金曜の夜、部署の飲み会。乾杯のあと、課長がグラスを掲げて言う。「今日は無礼講だ。遠慮はいらないぞ」。その瞬間、場の空気がわずかに固まる。誰も笑わない。若手は目を伏せ、中堅は表情を整え、ベテランでさえ言葉を選んでいる。
隣の席では、新人が上司の話に相槌を打ちながら、スマホの画面をそっと裏返す。「無礼講って言われても、どこが境界線なのかわからないんですよね」と小声で漏らす。
テーブルに並ぶ料理は温かいのに、会話はどこか冷えている。誰も酔っていない。誰も気を抜いていない。
かつて本音を語る場だった飲み会が、今では評価がつきまとう場へと変わってしまった。そんな空気が、確かに存在している。
かつての「オフの場」が、リスクを伴う「オンの場」に
「今日は無礼講でいきましょう」
この言葉が場を和ませる魔法として機能していた時代は、すでに過去のものになりつつあります。むしろ現在では、無礼講と言われるほど、参加者が身構える場面が増えています。

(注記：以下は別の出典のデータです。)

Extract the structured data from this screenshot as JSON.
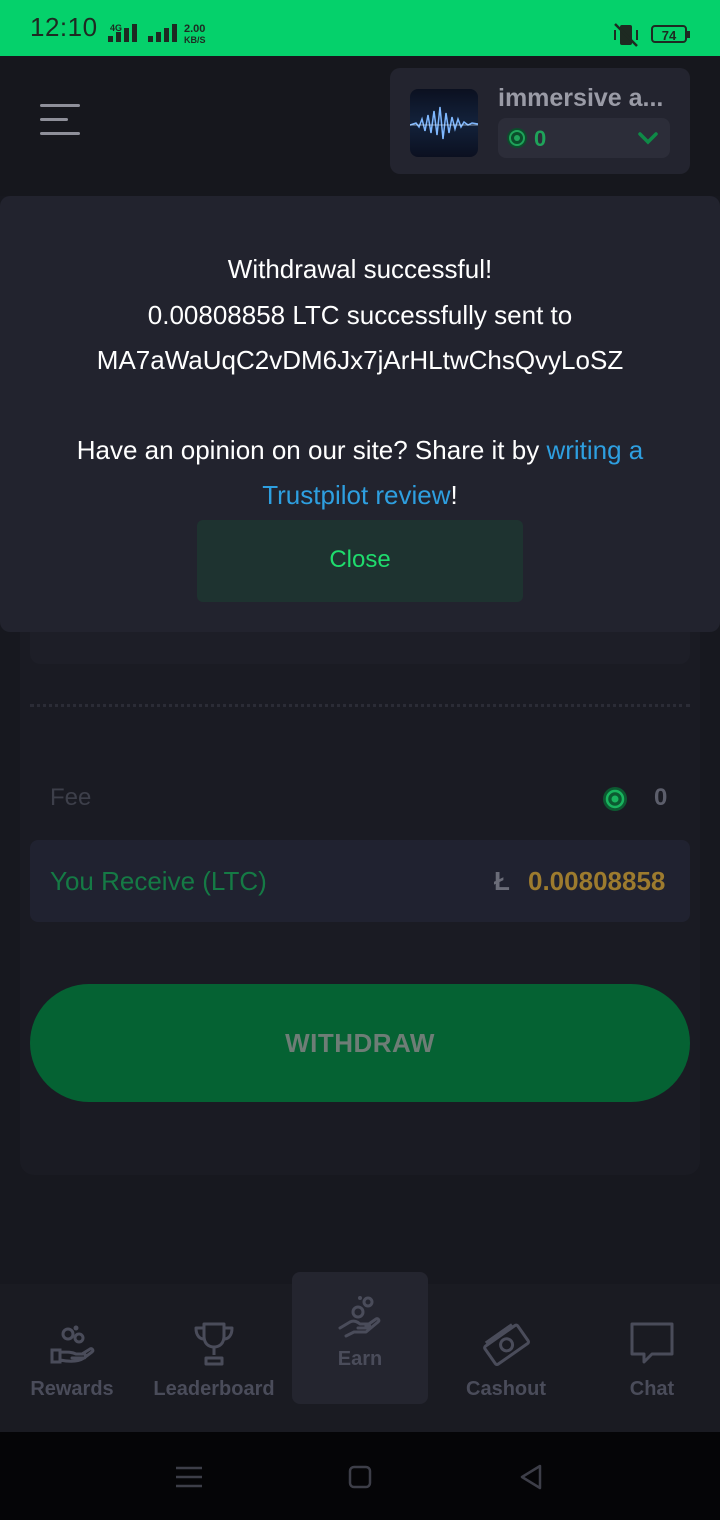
{
  "status_bar": {
    "time": "12:10",
    "network_label": "4G",
    "speed_value": "2.00",
    "speed_unit": "KB/S",
    "battery": "74"
  },
  "header": {
    "account_name": "immersive a...",
    "balance": "0"
  },
  "modal": {
    "line1": "Withdrawal successful!",
    "line2": "0.00808858 LTC successfully sent to",
    "line3": "MA7aWaUqC2vDM6Jx7jArHLtwChsQvyLoSZ",
    "opinion_prefix": "Have an opinion on our site? Share it by ",
    "link_part1": "writing a",
    "link_part2": "Trustpilot review",
    "suffix": "!",
    "close_label": "Close"
  },
  "withdraw": {
    "fee_label": "Fee",
    "fee_value": "0",
    "receive_label": "You Receive (LTC)",
    "receive_symbol": "Ł",
    "receive_amount": "0.00808858",
    "button_label": "WITHDRAW"
  },
  "bottom_nav": {
    "items": [
      {
        "label": "Rewards",
        "icon": "rewards-hand-icon"
      },
      {
        "label": "Leaderboard",
        "icon": "trophy-icon"
      },
      {
        "label": "Earn",
        "icon": "earn-coins-hand-icon"
      },
      {
        "label": "Cashout",
        "icon": "cash-icon"
      },
      {
        "label": "Chat",
        "icon": "chat-bubble-icon"
      }
    ]
  },
  "colors": {
    "status_bar": "#05d16b",
    "accent_green": "#1fdc6d",
    "link_blue": "#2e9fe0",
    "button_green": "#056233",
    "gold": "#9d7b2e"
  }
}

「本当に無礼講なのだろうか」「翌日、飲み会での発言を持ち出されるのではないか」「酔った勢いで不快にさせたらハラスメントになるかもしれない」
こうした不安が、部署の飲み会を交流の場というより業務の延長線上に変えてしまっています。かつては本音を語り合い、距離を縮める場だった「オフの場」が、今では評価や人間関係のリスクを伴う「オンの場」になっているのです。
最近、管理職や中堅社員からよく聞かれるのが、「後輩を飲みに誘うのが怖い」という声です。
上司が「今度飲みに行かない?」と声をかけただけで、「強制ですか」「業務外の誘いはちょっと……」と身構えられるケースがあるのも確かです。
もちろん、断りづらい誘い方や強制的な参加は問題です。しかし、誘う側の多くは「雑談したい」「仕事の相談に乗りたい」といった、比較的ライトな意図で声をかけています。それでも、誘った瞬間にハラスメントの地雷を踏むかもしれないという恐怖が先に立ち、声をかけづらくなっているのです。
その結果、部署内のコミュニケーションは「業務上の必要最低限」に収まり、ちょっとした悩みや違和感が共有されないまま蓄積していきます。